Crybaby are one of those punk bands where you could fill a review with subgenre tags and namedrops and every review would pick a different one to highlight. There’s a lot of stylistic variance, a lot of influence, but it comes together as Crybaby instead of some hyphenated slurry of ‘90s and ’00s bands. Instead, I’ll just say it’s DIY punk. The vocals are scratchier than sing-song, the production is adequate but somewhat muddy, and the harmonies are imperfectly perfect.
Crybaby takes some early soaring emo, mixes with pop-punk melody, and some hardcore crunch. In the end it’s melodic punk with a little more heart on its sleeve instead of the whoa-ohs. Matt’s coarse vocals come through atop driving chords that carry the sway of each song. Guitar pushes the songs forward, the lyrics pull, and the rhythm makes the variance in emotion, topic, and melody connect. Drag Me Under is cathartic through and through, more sing along let yourself go than woeful, downtrodden recklessness.
It cracks and breaks where others would sulk and smash. The lead guitar in “Imperial Slug” hits with a groovy edge over some basic bass drums in a chantier changeup midway through but, suddenly, when the guitars hit, it takes on that crunchy element that’s less refined, less predictable. That’s the message all the way through Crybaby: play a style of music that’s built on familiarity, but with enough interruption that’s its new and real. Sticking with the same song as an example, the feedback that cuts through the middle point showcases that melody meets destruction mode, shifting gears without remixing the concept. “LoFi” is the expected downer tempo one likes to associate with the “emo” term, then it’s immediately countered with the 1:35 long “Storm Drain” which is one of the punker tunes on the record, more straight forward and shout-out-loud than the meandering structures that usually take over.

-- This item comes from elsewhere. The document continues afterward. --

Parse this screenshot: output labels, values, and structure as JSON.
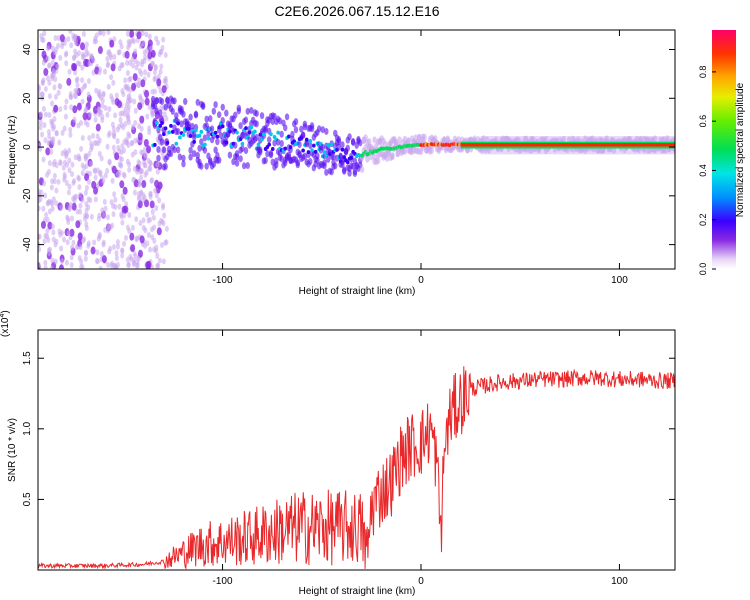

With 12 songs, lots of feedback, and a voice that sounds like it’s been decrying circumstance all the night long, Drag Me Under carries the torch for emotional highs and lows. When “Crybaby” (yes, they seemingly named a song after themselves) lets it soar, it’s to a cry of “I feel like nothing, nothing at all.” The record is tinged in darkness that’s at times over the top and tongue in cheek, other times morose and real.
Matt’s voice can get repetitive and lacks in range, making it somewhat monotone when the songs don’t have those highs and lows, which does hinder the overall flow of the album. It gets samey from time to time, with nearly every song having a point where the instruments drift out for a second as a screeching feedback overtakes it, seemingly in substitution for vocal range. Then, with melody faded, it jumps back into the fray. It’s both powerful and deconstructive when it goes back and forth, killing the momentum but with something of a symbolic punch.
A good record, but a little more variation would go a long way.